Development is the only mantra today for many Indians, it seems. Making Mr Narendra Modi the Prime Minister would mean putting India on the magical highway to economic development, they argue. What they fail to understand is that the kind of development that prevailing economic theories and systems can provide is a highly flawed one.
It is good to look back at some classical notions when confronted with crises. Mahatma Gandhi had some very illuminating views on development. All of his views may not be relevant in today’s situation and may not be practical either. Yet it is worth revisiting a few relevant ideas.
Gandhi said: “That you cannot serve God and Mammon is an economic truth of the highest value. Western nations today are groaning under the heel of the monster-god of materialism. Their moral growth has become stunted. They measure their progress in pounds and dollars. American wealth has become the standard. She is the envy of the other nations. I have heard many of our countrymen say that we will gain American wealth but avoid its methods. I venture to suggest that such an attempt if it were made is foredoomed to failure.”
Gandhi also said: “I want the concentration of wealth, not in the hands of the few, but in the hands of all. Today machinery merely helps a few to ride on the backs of millions. The impetus behind it all is not the philanthropy to save labour, but greed. It is against this constitution of things that I am fighting with all my might.”
The views are highly relevant today, decades after they were expressed. Just a decade back, Dr Fritjof Capra wrote in his book, The Hidden Connections, “The United States projects its tremendous power around the world to maintain optimal conditions for the perpetuation and expansion of production. The central goal of its vast empire ... is not to expand its territory, nor to promote freedom and democracy, but to make sure that it has global access to natural resources and that markets around the world remain open to its products. Accordingly, political rhetoric in America moves swiftly from ‘freedom’ to ‘free trade’ and ‘free markets’. the free flow of capital and goods is equated with the lofty ideal of human freedom, and material acquisition is portrayed as a basic human right, increasingly even as an obligation.” (emphasis added)

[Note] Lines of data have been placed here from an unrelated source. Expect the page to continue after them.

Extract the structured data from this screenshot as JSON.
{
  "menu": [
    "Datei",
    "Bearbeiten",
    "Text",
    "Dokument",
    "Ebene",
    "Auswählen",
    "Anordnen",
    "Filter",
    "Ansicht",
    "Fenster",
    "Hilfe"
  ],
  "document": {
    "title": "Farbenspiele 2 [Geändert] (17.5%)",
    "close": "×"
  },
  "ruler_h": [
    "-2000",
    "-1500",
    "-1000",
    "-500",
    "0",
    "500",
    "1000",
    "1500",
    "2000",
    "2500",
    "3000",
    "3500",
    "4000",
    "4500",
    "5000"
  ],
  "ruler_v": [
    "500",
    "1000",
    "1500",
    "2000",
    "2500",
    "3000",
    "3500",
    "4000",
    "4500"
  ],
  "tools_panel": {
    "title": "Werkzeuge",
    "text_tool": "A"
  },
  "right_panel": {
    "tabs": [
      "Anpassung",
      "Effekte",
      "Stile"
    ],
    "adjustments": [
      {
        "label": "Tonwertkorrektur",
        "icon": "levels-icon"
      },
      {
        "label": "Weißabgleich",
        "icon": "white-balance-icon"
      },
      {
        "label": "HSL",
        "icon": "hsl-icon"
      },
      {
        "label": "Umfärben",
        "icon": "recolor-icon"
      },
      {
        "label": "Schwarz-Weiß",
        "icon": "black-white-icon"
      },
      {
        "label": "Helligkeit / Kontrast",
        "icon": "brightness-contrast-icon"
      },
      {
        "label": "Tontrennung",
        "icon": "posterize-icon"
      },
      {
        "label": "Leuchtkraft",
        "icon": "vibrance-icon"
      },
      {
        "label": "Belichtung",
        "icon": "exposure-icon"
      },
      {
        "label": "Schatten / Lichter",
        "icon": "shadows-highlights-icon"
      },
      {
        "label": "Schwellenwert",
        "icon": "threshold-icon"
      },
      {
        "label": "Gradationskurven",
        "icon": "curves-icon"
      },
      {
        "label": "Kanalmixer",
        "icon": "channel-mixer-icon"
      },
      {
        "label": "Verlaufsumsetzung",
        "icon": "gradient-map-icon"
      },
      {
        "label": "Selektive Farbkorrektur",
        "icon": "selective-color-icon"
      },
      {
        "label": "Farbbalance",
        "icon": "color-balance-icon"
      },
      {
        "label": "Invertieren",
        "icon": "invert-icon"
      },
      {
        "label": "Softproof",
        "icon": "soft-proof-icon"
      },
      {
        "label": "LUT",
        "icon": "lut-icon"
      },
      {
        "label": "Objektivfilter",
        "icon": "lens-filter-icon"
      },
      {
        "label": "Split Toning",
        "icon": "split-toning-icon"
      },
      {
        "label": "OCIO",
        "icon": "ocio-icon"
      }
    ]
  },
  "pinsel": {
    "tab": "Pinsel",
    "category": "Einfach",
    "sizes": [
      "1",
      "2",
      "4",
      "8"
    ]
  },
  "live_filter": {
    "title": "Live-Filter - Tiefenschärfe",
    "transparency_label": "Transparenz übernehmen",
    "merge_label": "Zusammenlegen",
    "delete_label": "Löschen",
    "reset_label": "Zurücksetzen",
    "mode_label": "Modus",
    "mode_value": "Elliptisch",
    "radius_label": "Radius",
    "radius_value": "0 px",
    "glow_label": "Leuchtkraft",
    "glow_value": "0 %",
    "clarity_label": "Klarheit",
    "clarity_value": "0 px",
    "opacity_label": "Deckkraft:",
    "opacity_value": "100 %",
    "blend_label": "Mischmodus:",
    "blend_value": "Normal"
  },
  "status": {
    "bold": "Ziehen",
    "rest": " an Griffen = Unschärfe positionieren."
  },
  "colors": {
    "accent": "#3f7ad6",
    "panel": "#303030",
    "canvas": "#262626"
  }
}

The American model of development, which many in India today have bought lock, stock, and barrel, is rooted in plain greed and nothing else. The antidote is what Gandhi had suggested long ago: fulfil your need and control your greed. Otherwise we will only create a planet of aggressive people grabbing for more and more, endlessly. There will be no peace in such a world, no joy. What’s the point of living without peace and joy?